LA CYGNE, Kan. (WDAF) — Some homeowners living in Linn County say their homeowners’ association (HOA) prevents people from accessing their homes.

Tanglewood Lakes is a private community 60 miles south of Kansas City. It consists of three lakes and an estimated 2,200 property owners.

“It’s such a hidden treasure,” said property owner Sherri Toynbee.

“I love the quiet, the serenity, the peace of mind that you get that comes with that country,” said Eva Riojas.

Several people who live around the lake say the HOA is the one thing that spoils it all. They also say rules are not enforced equally.

“There’s always going to be disagreements. There’s always going to be debates about how rules should be and how they should be applied. But, what we have seen in Tanglewood in last couple of years is a trend that has been very harmful, hurtful, non-compassionate and inhumane,” said John Ivan, an attorney in Merriam.

This is a fight that has been happening silently for at least four years.

Neighbors tell WDAF it does not matter if you pay your annual $200 HOA dues, you could lose your gate access at any moment, and it’s all up to the board’s discretion.

A 54-page Department of Housing and Urban Development (HUD) report shows that gate access for 737 people was deactivated between October 2018 and October 2020, all due to violations.

“They won’t give us gate cards to go in and out, so we are like a prisoner on our own property,” said James Horton.

Sherri Toynbee is one of the hundreds who lost access to the community and their homes.

“We lost total gate access since March of last year. They tell us we can leave but not return,” Toynbee said.

Toynbee said her nightmare began when she purchased two alpacas in 2020. She was later told the animals were a violation of the HOA covenant.

She claims the board tried to remove them from her property forcibly, even though they are registered as emotional support animals, authorized by her doctor and secured behind six-foot privacy fences.

“There was literally four to six sheriff patrol up there with a tow truck and trailer. They were coming to get them. They were literally going to forcefully come on our land and remove them,” Toynbee said.

Another family of nine told WDAF that they were forced to spend brutal winter months living in tents after the HOA had them remove their campers, then denied their approval for a building permit.

“There’s other people who’ve lived out here for years in their campers and still have their campers, but us, we have a family of nine out here. Came in and took our campers and told us, we’re not even allowed to bring our campers back out here,” Horton said. “Because of their rules and what they want to throw at certain people, this is what they’ve left us with.”

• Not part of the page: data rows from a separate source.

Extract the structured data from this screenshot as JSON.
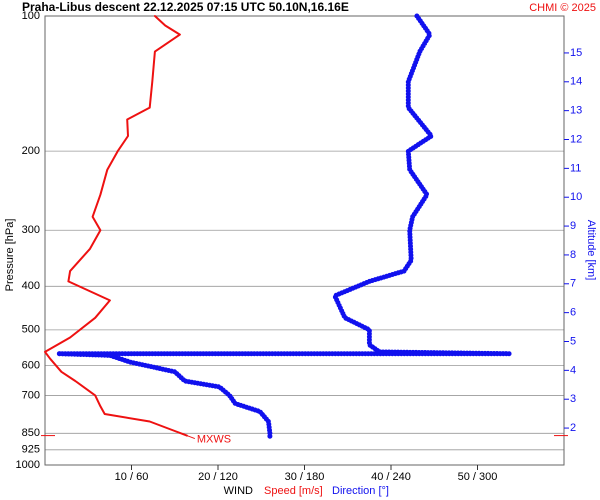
{
  "chart_data": {
    "type": "line",
    "title": "Praha-Libus   descent   22.12.2025 07:15 UTC   50.10N,16.16E",
    "credit": "CHMI © 2025",
    "ylabel": "Pressure [hPa]",
    "y2label": "Altitude [km]",
    "xlabel": "WIND",
    "xlabel_speed": "Speed [m/s]",
    "xlabel_direction": "Direction [°]",
    "annotation": "MXWS",
    "yscale": "log",
    "ylim": [
      100,
      1000
    ],
    "yticks": [
      100,
      200,
      300,
      400,
      500,
      600,
      700,
      850,
      925,
      1000
    ],
    "y2lim": [
      0.72,
      16.28
    ],
    "y2ticks": [
      2,
      3,
      4,
      5,
      6,
      7,
      8,
      9,
      10,
      11,
      12,
      13,
      14,
      15
    ],
    "xlim": [
      0,
      60
    ],
    "x2lim": [
      0,
      360
    ],
    "xticks": [
      {
        "value": 10,
        "label": "10 / 60"
      },
      {
        "value": 20,
        "label": "20 / 120"
      },
      {
        "value": 30,
        "label": "30 / 180"
      },
      {
        "value": 40,
        "label": "40 / 240"
      },
      {
        "value": 50,
        "label": "50 / 300"
      }
    ],
    "grid": true,
    "series": [
      {
        "name": "Speed [m/s]",
        "color": "#ee1111",
        "axis": "x",
        "pressure": [
          100,
          105,
          110,
          120,
          140,
          160,
          170,
          185,
          200,
          220,
          250,
          280,
          300,
          330,
          370,
          390,
          430,
          470,
          520,
          560,
          580,
          620,
          650,
          700,
          740,
          770,
          800,
          840,
          860
        ],
        "values": [
          12.7,
          13.9,
          15.6,
          12.7,
          12.4,
          12.1,
          9.5,
          9.6,
          8.4,
          7.2,
          6.4,
          5.5,
          6.4,
          5.2,
          2.9,
          2.7,
          7.5,
          5.8,
          2.9,
          0,
          0.6,
          1.9,
          3.5,
          5.8,
          6.4,
          6.9,
          12.1,
          15,
          16.4
        ]
      },
      {
        "name": "Direction [°]",
        "color": "#1111ee",
        "axis": "x2",
        "pressure": [
          100,
          110,
          120,
          140,
          160,
          185,
          200,
          220,
          250,
          280,
          300,
          350,
          370,
          390,
          420,
          470,
          500,
          540,
          560,
          565,
          565,
          570,
          590,
          620,
          650,
          670,
          700,
          730,
          760,
          800,
          850,
          870
        ],
        "values": [
          258,
          267,
          260,
          252,
          252,
          268,
          252,
          253,
          265,
          255,
          253,
          254,
          249,
          225,
          201,
          208,
          225,
          225,
          232,
          322,
          9,
          45,
          59,
          90,
          97,
          121,
          128,
          132,
          149,
          155,
          156,
          156
        ]
      }
    ]
  }
}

Kansas law allows HOAs to be creative and allows foreclosure on a property for unpaid feeds, dues, and other violations. However, Ivan, the attorney representing the Toynbee family, says HOAs cannot limit access to homes. Ivan says that is a violation of the law.

He believes the bylaws and covenants may not even be valid in this particular case. So he’s in court trying to fight the legality of the group.

“The covenant instituted by Lake Estates inc. in the 1970s gave five years to review and revise covenant from original developers. According to the records, there’s never been another covenant. It indicates at that point, it ended,” Ivan said. “But they have gone and enlarged their claims.”

“We’re not trying to destroy the association, we’re trying to protect the association, made up of all the unit owners, so that it can be fairly administered and managed,” Ivan said.

WDAF made multiple requests to speak with the HOA vice president and head of security Tate West on camera, but he declined. Instead, WDAF was promised a written statement that has not arrived yet.

“I think that at some point and time, there has to come humanity in government. We’ve tried to take it to court. We’ve tried to have it adjudicated. We’ve tried to do everything the legal way and have gotten nowhere,” Riojas said.

Ivan filed a court order asking the court to immediately and temporarily take over the management of the HOA.